# Louisville



## cheaplaughs (Mar 27, 2005)

Has anyone shot Nfaa in Louisville. I'm wondering if the vendors show up for this shoot.


----------



## CLASSICHUNTER (May 20, 2005)

I`m going and I think they do ..


----------



## XXX_Shooter (Aug 30, 2009)

Yes they do


----------



## cheaplaughs (Mar 27, 2005)

Thanks


----------



## FiFi (Dec 4, 2002)

they are better set up than Vegas plus everyone is in one room shooting either side of the vendors


----------



## cheaplaughs (Mar 27, 2005)

Sounds like a trip to the bank is required. Thanks fifi


----------



## cheaplaughs (Mar 27, 2005)

We're heading out tomorrow. See you all there


----------



## DODGE-3D (Feb 17, 2005)

Who is all going Bernie?


----------



## CLASSICHUNTER (May 20, 2005)

4 of us going as well...from ottawa


----------



## cheaplaughs (Mar 27, 2005)

Morgan my 3d sponsor from spruce wood leasing and myself.


----------



## DODGE-3D (Feb 17, 2005)

Good luck


----------



## cheaplaughs (Mar 27, 2005)

First time at Louisville and it is amazing. So many people and target butts they seem to go on forever. Shooting at 7am hope for the best.


----------



## GateWay (Feb 7, 2013)

Good luck and great shooting.


----------



## wanemann (Oct 7, 2010)

how did every one make out? i herd some of our guys did well.


----------



## cheaplaughs (Mar 27, 2005)

I shot up a storm,sh-t storm that is but a few did very well. Morgan McLean shot 300 57x for his first big shoot. Getting to be on the practice butts with Perkins , Reo , baeubouff was pretty cool. Those guys can shoot.


----------



## CLASSICHUNTER (May 20, 2005)

Just made it back 2:30 am tuesday left at 6 am monday ... took us 20 hours in the snow and white outs at a safe pace.. we brought some hardware home with us... Eric won young adult again for his second time ... Petter garette took freestyle recurve or whatever the name is and myself the senior longbow division.. we had a great time and good to see some old buddies ... I`m beat


----------



## Crunch (Nov 28, 2002)

Congratulations to everyone.
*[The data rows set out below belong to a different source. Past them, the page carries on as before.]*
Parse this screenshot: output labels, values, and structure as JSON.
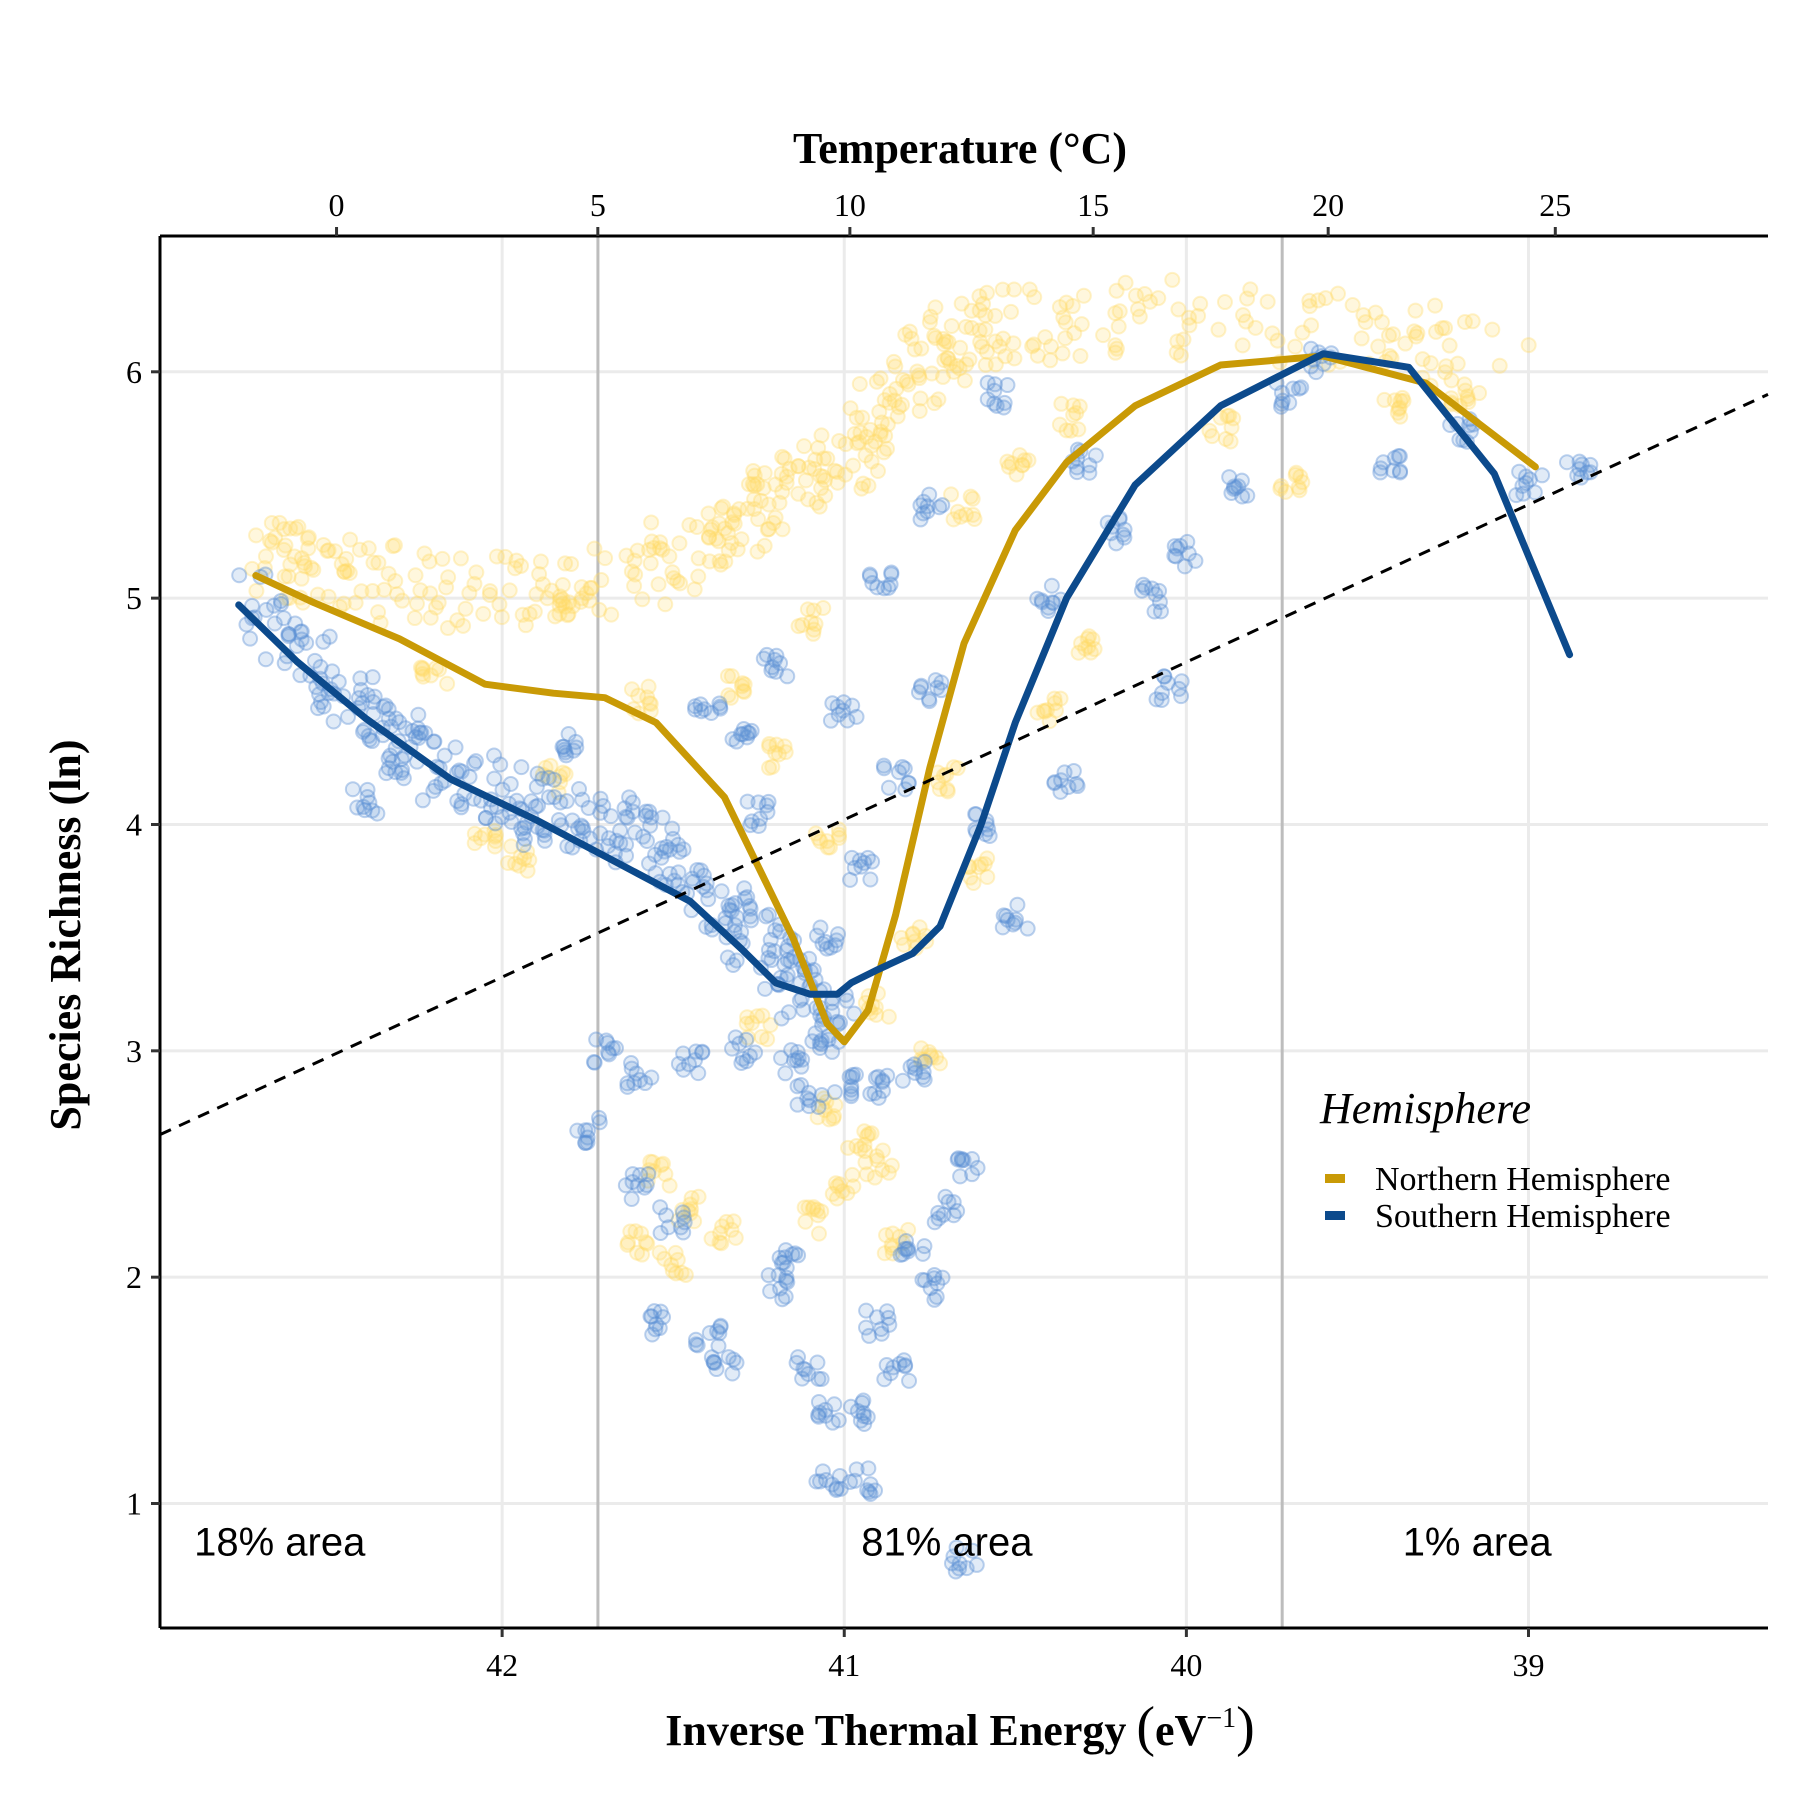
{
  "chart_data": {
    "type": "scatter",
    "title": "",
    "xlabel": "Inverse Thermal Energy",
    "xlabel_unit_base": "eV",
    "xlabel_unit_exp": "−1",
    "ylabel": "Species Richness (ln)",
    "top_axis_label": "Temperature (°C)",
    "x_reversed": true,
    "xlim": [
      43.0,
      38.3
    ],
    "ylim": [
      0.45,
      6.6
    ],
    "x_ticks": [
      42,
      41,
      40,
      39
    ],
    "y_ticks": [
      1,
      2,
      3,
      4,
      5,
      6
    ],
    "top_ticks": [
      0,
      5,
      10,
      15,
      20,
      25
    ],
    "grid": true,
    "vertical_lines_x": [
      41.72,
      39.72
    ],
    "area_annotations": [
      {
        "x": 42.65,
        "text": "18% area"
      },
      {
        "x": 40.7,
        "text": "81% area"
      },
      {
        "x": 39.15,
        "text": "1% area"
      }
    ],
    "legend": {
      "title": "Hemisphere",
      "position": "right",
      "entries": [
        {
          "label": "Northern Hemisphere",
          "color": "#C99A06"
        },
        {
          "label": "Southern Hemisphere",
          "color": "#0C4A8C"
        }
      ]
    },
    "series": [
      {
        "name": "Northern Hemisphere",
        "type": "line",
        "color": "#C99A06",
        "x": [
          42.72,
          42.55,
          42.3,
          42.05,
          41.85,
          41.7,
          41.55,
          41.35,
          41.15,
          41.05,
          41.0,
          40.93,
          40.85,
          40.75,
          40.65,
          40.5,
          40.35,
          40.15,
          39.9,
          39.6,
          39.3,
          38.98
        ],
        "y": [
          5.1,
          4.98,
          4.82,
          4.62,
          4.58,
          4.56,
          4.45,
          4.12,
          3.5,
          3.12,
          3.04,
          3.18,
          3.6,
          4.25,
          4.8,
          5.3,
          5.6,
          5.85,
          6.03,
          6.07,
          5.95,
          5.58
        ]
      },
      {
        "name": "Southern Hemisphere",
        "type": "line",
        "color": "#0C4A8C",
        "x": [
          42.77,
          42.6,
          42.4,
          42.15,
          41.9,
          41.65,
          41.45,
          41.3,
          41.2,
          41.1,
          41.02,
          40.98,
          40.9,
          40.8,
          40.72,
          40.6,
          40.5,
          40.35,
          40.15,
          39.9,
          39.6,
          39.35,
          39.1,
          38.88
        ],
        "y": [
          4.97,
          4.72,
          4.47,
          4.2,
          4.02,
          3.82,
          3.66,
          3.45,
          3.3,
          3.25,
          3.25,
          3.3,
          3.36,
          3.43,
          3.55,
          4.0,
          4.45,
          5.0,
          5.5,
          5.85,
          6.08,
          6.02,
          5.55,
          4.75
        ]
      },
      {
        "name": "",
        "type": "line",
        "style": "dashed",
        "color": "#000000",
        "x": [
          43.0,
          38.3
        ],
        "y": [
          2.63,
          5.9
        ]
      },
      {
        "name": "Northern Hemisphere",
        "type": "scatter",
        "color": "#FFD966",
        "segments": [
          [
            42.7,
            5.2
          ],
          [
            42.5,
            5.1
          ],
          [
            42.1,
            5.02
          ],
          [
            41.7,
            5.05
          ],
          [
            41.4,
            5.25
          ],
          [
            41.2,
            5.45
          ],
          [
            40.95,
            5.65
          ],
          [
            40.8,
            6.0
          ],
          [
            40.6,
            6.2
          ],
          [
            40.2,
            6.25
          ],
          [
            39.6,
            6.2
          ],
          [
            39.0,
            6.05
          ]
        ],
        "points": [
          [
            42.05,
            3.95
          ],
          [
            41.95,
            3.85
          ],
          [
            41.85,
            4.2
          ],
          [
            41.6,
            4.55
          ],
          [
            41.55,
            2.45
          ],
          [
            41.45,
            2.3
          ],
          [
            41.35,
            2.2
          ],
          [
            41.6,
            2.15
          ],
          [
            41.5,
            2.05
          ],
          [
            41.1,
            2.25
          ],
          [
            41.0,
            2.4
          ],
          [
            40.9,
            2.5
          ],
          [
            40.85,
            2.15
          ],
          [
            41.05,
            2.75
          ],
          [
            40.95,
            2.6
          ],
          [
            41.2,
            4.3
          ],
          [
            41.3,
            4.6
          ],
          [
            41.1,
            4.9
          ],
          [
            40.7,
            4.2
          ],
          [
            40.6,
            3.8
          ],
          [
            40.8,
            3.5
          ],
          [
            41.05,
            3.95
          ],
          [
            40.65,
            5.4
          ],
          [
            40.5,
            5.6
          ],
          [
            40.35,
            5.8
          ],
          [
            39.9,
            5.75
          ],
          [
            39.7,
            5.5
          ],
          [
            39.4,
            5.85
          ],
          [
            39.2,
            5.9
          ],
          [
            40.4,
            4.5
          ],
          [
            40.3,
            4.8
          ],
          [
            41.8,
            4.95
          ],
          [
            42.2,
            4.65
          ],
          [
            40.9,
            3.2
          ],
          [
            40.75,
            3.0
          ],
          [
            41.25,
            3.1
          ]
        ]
      },
      {
        "name": "Southern Hemisphere",
        "type": "scatter",
        "color": "#5B8FD4",
        "segments": [
          [
            42.75,
            5.0
          ],
          [
            42.45,
            4.55
          ],
          [
            42.2,
            4.25
          ],
          [
            41.9,
            4.1
          ],
          [
            41.6,
            3.95
          ],
          [
            41.35,
            3.6
          ],
          [
            41.15,
            3.3
          ],
          [
            41.0,
            3.1
          ]
        ],
        "points": [
          [
            41.7,
            3.0
          ],
          [
            41.6,
            2.9
          ],
          [
            41.45,
            2.95
          ],
          [
            41.3,
            3.0
          ],
          [
            41.15,
            2.95
          ],
          [
            41.1,
            2.8
          ],
          [
            41.0,
            2.85
          ],
          [
            40.9,
            2.85
          ],
          [
            40.8,
            2.9
          ],
          [
            41.75,
            2.65
          ],
          [
            41.6,
            2.4
          ],
          [
            41.5,
            2.25
          ],
          [
            41.55,
            1.8
          ],
          [
            41.4,
            1.75
          ],
          [
            41.35,
            1.6
          ],
          [
            41.2,
            1.95
          ],
          [
            41.1,
            1.6
          ],
          [
            41.05,
            1.4
          ],
          [
            40.95,
            1.4
          ],
          [
            41.05,
            1.1
          ],
          [
            40.95,
            1.1
          ],
          [
            40.9,
            1.8
          ],
          [
            40.85,
            1.6
          ],
          [
            40.75,
            1.95
          ],
          [
            41.15,
            2.1
          ],
          [
            40.8,
            2.1
          ],
          [
            40.7,
            2.3
          ],
          [
            40.65,
            2.5
          ],
          [
            41.05,
            3.5
          ],
          [
            40.95,
            3.8
          ],
          [
            40.85,
            4.2
          ],
          [
            40.75,
            4.6
          ],
          [
            41.2,
            4.7
          ],
          [
            41.3,
            4.4
          ],
          [
            41.0,
            4.5
          ],
          [
            40.6,
            4.0
          ],
          [
            40.5,
            3.6
          ],
          [
            40.4,
            5.0
          ],
          [
            40.3,
            5.6
          ],
          [
            40.2,
            5.3
          ],
          [
            40.0,
            5.2
          ],
          [
            39.85,
            5.5
          ],
          [
            39.7,
            5.9
          ],
          [
            39.6,
            6.05
          ],
          [
            39.4,
            5.6
          ],
          [
            39.2,
            5.75
          ],
          [
            39.0,
            5.5
          ],
          [
            38.85,
            5.55
          ],
          [
            41.8,
            4.35
          ],
          [
            41.9,
            3.95
          ],
          [
            42.4,
            4.1
          ],
          [
            42.3,
            4.25
          ],
          [
            40.9,
            5.1
          ],
          [
            40.75,
            5.4
          ],
          [
            40.55,
            5.9
          ],
          [
            40.1,
            5.0
          ],
          [
            40.05,
            4.6
          ],
          [
            40.35,
            4.2
          ],
          [
            41.25,
            4.05
          ],
          [
            41.4,
            4.5
          ],
          [
            40.65,
            0.75
          ]
        ]
      }
    ]
  }
}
What longbow are you shooting ted?


----------



## CLASSICHUNTER (May 20, 2005)

A beautiful RODNEY WRIGHT from waterloo quebec... Almost the same as the one I give away at might shoot yearly.. Hope I can again this year.. sweet shooter for sure...


----------



## wanemann (Oct 7, 2010)

good on everyone who did well and those that had a good time, good to see some medals cross the border, ted i want in next year.


----------



## Bigjono (Apr 21, 2009)

Is there a Canadian branch of the IFAA or do we just have to go across the border and shoot NFAA?


----------



## cheaplaughs (Mar 27, 2005)

We have OAA 5spot


----------



## CLASSICHUNTER (May 20, 2005)

we do have nfaa in canada as well with the blue target scored 5 4 3 2 1 ... I shot one earlier this year


----------



## CLASSICHUNTER (May 20, 2005)

waneman call me re our trip in oct thanks


----------



## CLASSICHUNTER (May 20, 2005)

waneman check out the thread who is this guy by jeronimo nice hardware eh


----------